AUTO RACING NASCAR puts emphasis on wins

There will also be a sort of playoff system in the last 10 races of the year.
CHARLOTTE, N.C. -- NASCAR officially will make its championship points system a lot more interesting.
The change will include a re-emphasis on winning races -- which once was the whole idea but for decades has been buried under too much reward for consistency among also-rans.
And there'll be a sort of playoff system in the last 10 races -- which, officials admit, is a ploy to compete in the autumn free-for-alls for TV ratings with the baseball playoffs, NFL and NBA.
These are the key themes of a restructuring that will take effect with the season-opening Daytona 500 on Feb. 15. Details were to be outlined today by NASCAR chairman Brian France and president Mike Helton.
New point differentials
NASCAR closely has guarded the fine print, such as the precise new point differentials between first and second place in races. But the spread will be wider, rewarding winning more than the current five-point differential, 180-175.
And the overall revamp is significant enough that officials guarantee that the chase for this year's inaugural Nextel Cup will be more interesting than the past 11 Winston Cups.
"Under this system, we won't know who's the champion until the last race of the season," vice president Jim Hunter promised Monday.

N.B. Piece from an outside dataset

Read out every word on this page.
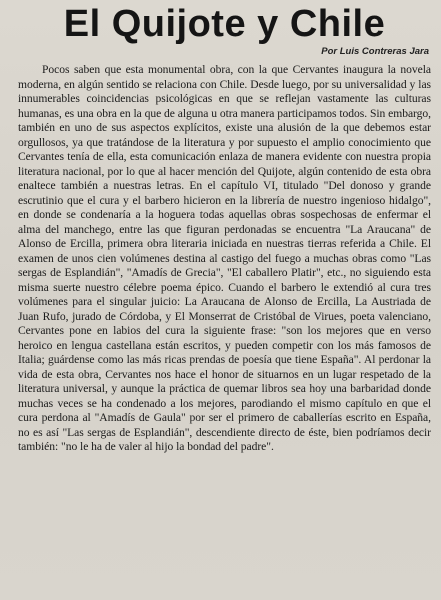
El Quijote y Chile
Por Luis Contreras Jara

Pocos saben que esta monumental obra, con la que Cervantes inaugura la novela moderna, en algún sentido se relaciona con Chile. Desde luego, por su universalidad y las innumerables coincidencias psicológicas en que se reflejan vastamente las culturas humanas, es una obra en la que de alguna u otra manera participamos todos. Sin embargo, también en uno de sus aspectos explícitos, existe una alusión de la que debemos estar orgullosos, ya que tratándose de la literatura y por supuesto el amplio conocimiento que Cervantes tenía de ella, esta comunicación enlaza de manera evidente con nuestra propia literatura nacional, por lo que al hacer mención del Quijote, algún contenido de esta obra enaltece también a nuestras letras. En el capítulo VI, titulado "Del donoso y grande escrutinio que el cura y el barbero hicieron en la librería de nuestro ingenioso hidalgo", en donde se condenaría a la hoguera todas aquellas obras sospechosas de enfermar el alma del manchego, entre las que figuran perdonadas se encuentra "La Araucana" de Alonso de Ercilla, primera obra literaria iniciada en nuestras tierras referida a Chile. El examen de unos cien volúmenes destina al castigo del fuego a muchas obras como "Las sergas de Esplandián", "Amadís de Grecia", "El caballero Platir", etc., no siguiendo esta misma suerte nuestro célebre poema épico. Cuando el barbero le extendió al cura tres volúmenes para el singular juicio: La Araucana de Alonso de Ercilla, La Austriada de Juan Rufo, jurado de Córdoba, y El Monserrat de Cristóbal de Virues, poeta valenciano, Cervantes pone en labios del cura la siguiente frase: "son los mejores que en verso heroico en lengua castellana están escritos, y pueden competir con los más famosos de Italia; guárdense como las más ricas prendas de poesía que tiene España". Al perdonar la vida de esta obra, Cervantes nos hace el honor de situarnos en un lugar respetado de la literatura universal, y aunque la práctica de quemar libros sea hoy una barbaridad donde muchas veces se ha condenado a los mejores, parodiando el mismo capítulo en que el cura perdona al "Amadís de Gaula" por ser el primero de caballerías escrito en España, no es así "Las sergas de Esplandián", descendiente directo de éste, bien podríamos decir también: "no le ha de valer al hijo la bondad del padre".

Is that a mathematical certainty?
"Yes," Hunter said, adding that "there'll be at least two or three drivers, maybe five or six, in contention" down to the wire.
A battle to the finish
That's drastic change, considering that five of the past six Winston Cups were clinched early. There haven't been three drivers in serious contention at the wire since 1992, with Alan Kulwicki, Bill Elliott and Davey Allison. Kulwicki won that year.
Rumors and speculation have flowed throughout the off-season, after Hunter acknowledged last fall that changes were being considered.
As bits and pieces have leaked, traditionalist fans have reacted angrily to the notion of a playoff system in the final 10 of the 36 races.
Fan grousing should subside with a more thorough understanding of the new system.
"Hopefully, [today will] provide all the details, so that people will at least know what they're bashing," Hunter said.
Only one win for champion
Matt Kenseth won the 2003 championship with only one victory. Ryan Newman won eight times but finished sixth in the standings.
"This sport is about leading and winning," said Humpy Wheeler, president of Lowe's Motor Speedway. "There has to be something for a guy like Newman, who drove the wheels off his car but wrecked a few times."
"And we need more emphasis on the end of the season. We are the only sport that slows down as the season progresses. We're in the entertainment business. When we stop thinking that way, we're doomed."